1. You operate a 99.9 percent HA application in an AWS region. You have received an SLA update for your application that has raised the three nine requirements to a four nine requirement. What would be the correct course of action in this scenario?
2. When is an application considered to be both highly available and resilient?
1. Answer: Establish another full replica of the application to increase the availability to four nines.
2. Answer: The application requires at least two complete replicas to be deployed. Each replica must be able to handle the failure of the other replica and accept 100 percent of the network traffic at all times.
An application can be made elastic and scalable if you can easily increase or decrease the capacity when required to meet the demand. However, high availability and resilience are not guaranteed even if an application is fully scalable and elastic. High availability and resilience depend on how you deploy and operate the application, and both of these factors need to be considered independently of scalability and elasticity.
High availability is defined as a factor of availability, and resilience is defined as the ability to maintain the application’s availability in case of failures and errors in the application or the infrastructure. High availability is commonly referred to as “one nine”—meaning 90 percent; “two nines”—meaning 99 percent; “three nines” —meaning 99.9 percent; “four nines”—meaning 99.99 percent; and so on.
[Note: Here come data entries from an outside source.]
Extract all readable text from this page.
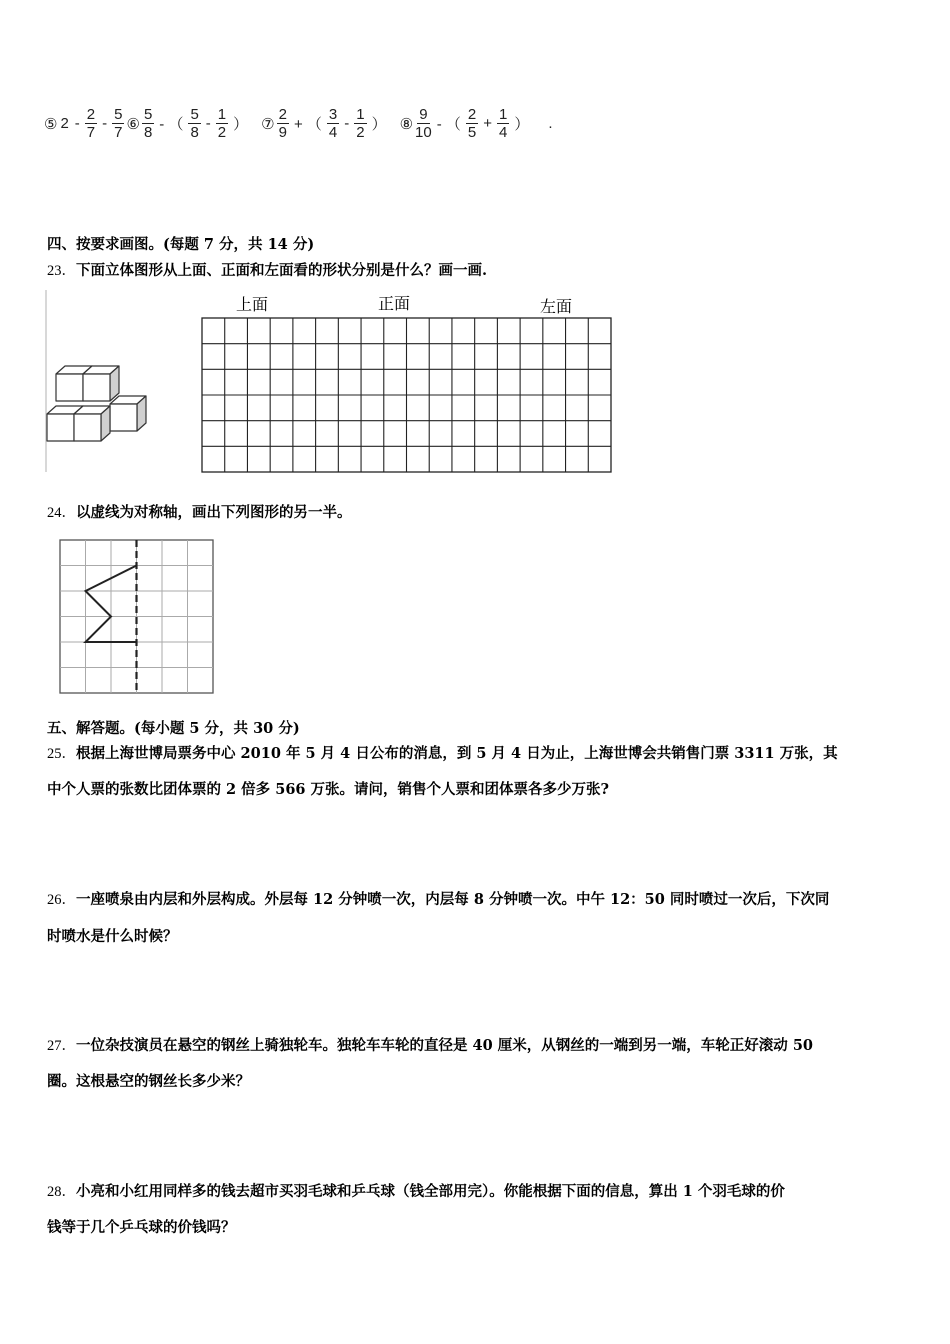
⑤ $2 - \frac{2}{7} - \frac{5}{7}$ ⑥ $\frac{5}{8}$ - （ $\frac{5}{8} - \frac{1}{2}$ ） ⑦ $\frac{2}{9}$ + （ $\frac{3}{4} - \frac{1}{2}$ ） ⑧ $\frac{9}{10}$ - （ $\frac{2}{5} + \frac{1}{4}$ ） .
四、按要求画图。(每题 7 分，共 14 分)
23．下面立体图形从上面、正面和左面看的形状分别是什么？画一画.
上面	正面	左面
24．以虚线为对称轴，画出下列图形的另一半。
五、解答题。(每小题 5 分，共 30 分)
25．根据上海世博局票务中心 2010 年 5 月 4 日公布的消息，到 5 月 4 日为止，上海世博会共销售门票 3311 万张，其
中个人票的张数比团体票的 2 倍多 566 万张。请问，销售个人票和团体票各多少万张?
26．一座喷泉由内层和外层构成。外层每 12 分钟喷一次，内层每 8 分钟喷一次。中午 12：50 同时喷过一次后，下次同
时喷水是什么时候？
27．一位杂技演员在悬空的钢丝上骑独轮车。独轮车车轮的直径是 40 厘米，从钢丝的一端到另一端，车轮正好滚动 50
圈。这根悬空的钢丝长多少米？
28．小亮和小红用同样多的钱去超市买羽毛球和乒乓球（钱全部用完）。你能根据下面的信息，算出 1 个羽毛球的价
钱等于几个乒乓球的价钱吗？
Table 5.1 provides a breakdown of high availability definitions.
TABLE 5.1 Uptime Percentage Chart
Availability | Downtime Per Day | Downtime Per Month | Downtime Per Year |
90%, “one nine” | 2.4 Hours | 72 Hours | 36.5 Days |
95% | 1.2 Hours | 36 Hours | 18.25 Days |
98% | 28.8 Minutes | 14.4 Hours | 7.30 Days |
99%, “two nines” | 14.4 Minutes | 7.20 Hours | 3.65 Days |
99.5% | 7.2 Minutes | 3.60 Hours | 1.83 Days |
99.9%, “three nines” | 1.44 Minutes | 43.8 Minutes | 8.76 Hours |
99.95% | 43.2 Seconds | 21.56 Minutes | 4.38 Hours |
99.99%, “four nines” | 8.66 Seconds | 4.38 Minutes | 52.56 Minutes |
99.999%, “five nines” | 0.86 Seconds | 25.9 Seconds | 5.26 Minutes |
99.9999%, “six nines” | 0.086 Seconds | 2.59 Seconds | 31.5 Seconds |
As you can see, the chart could extend to seven nines, eight nines, and so on; however, in reality it becomes impractical to measure downtime beyond five nines in a cloud-connected application because the application is usually connected over the Internet and the typical expected response times of the application might be measured in up to tens of milliseconds. In most cases, a five nines application is considered to essentially be available “all the time.”
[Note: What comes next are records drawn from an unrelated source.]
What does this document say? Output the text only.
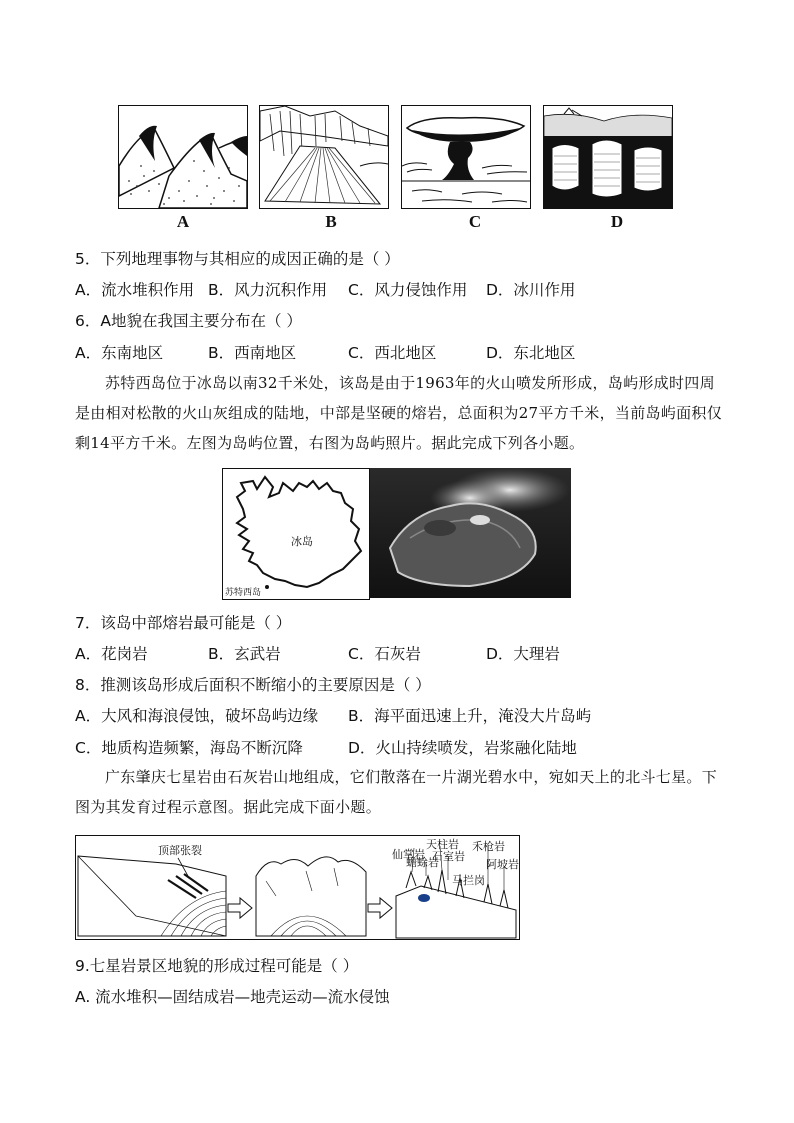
A	B	C	D
5．下列地理事物与其相应的成因正确的是（ ）
A．流水堆积作用 B．风力沉积作用 C．风力侵蚀作用 D．冰川作用
6．A地貌在我国主要分布在（ ）
A．东南地区	B．西南地区	C．西北地区	D．东北地区
苏特西岛位于冰岛以南32千米处，该岛是由于1963年的火山喷发所形成，岛屿形成时四周是由相对松散的火山灰组成的陆地，中部是坚硬的熔岩，总面积为27平方千米，当前岛屿面积仅剩14平方千米。左图为岛屿位置，右图为岛屿照片。据此完成下列各小题。
冰岛
苏特西岛
7．该岛中部熔岩最可能是（ ）
A．花岗岩	B．玄武岩	C．石灰岩	D．大理岩
8．推测该岛形成后面积不断缩小的主要原因是（ ）
A．大风和海浪侵蚀，破坏岛屿边缘 B．海平面迅速上升，淹没大片岛屿
C．地质构造频繁，海岛不断沉降	D．火山持续喷发，岩浆融化陆地
广东肇庆七星岩由石灰岩山地组成，它们散落在一片湖光碧水中，宛如天上的北斗七星。下图为其发育过程示意图。据此完成下面小题。
顶部张裂	仙掌岩
蟾蜍岩
天柱岩
石室岩
禾枪岩
马拦岗
阿坡岩
9.七星岩景区地貌的形成过程可能是（ ）
A. 流水堆积—固结成岩—地壳运动—流水侵蚀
When defining a service-layer agreement (SLA), you need to typically define an uptime that your application will theoretically be able to deliver. But what is the projected uptime for a complex, multilayer application? The easiest way to define it is to take the weakest component with the lowest SLA and define the whole application according to that SLA. However, if your application is now below the threshold defined in the SLA, you need to establish another replica of the application and combine the uptimes of both to deliver the new uptime.
For example, an application has a 99.9 percent uptime. To increase the overall uptime, you need to spin up another replica of the application in a different availability zone (AZ) and divide the traffic among them. This second copy also has 99.9 percent uptime. The combined uptime is 100 percent minus a multiple of the failure rates.
In this example, the uptime would be defined as
Uptime = 100% − (0.1% × 0.1%) = 100% − 0.01% = 99.99%
The combined uptime of two three-nines application replicas can deliver an uptime of four nines. However, this considers that both of the applications are capable of receiving the full 100 percent of the network traffic at any time and that any requests to both replicas can be handled and distributed without loss, meaning they are also designed with full resilience.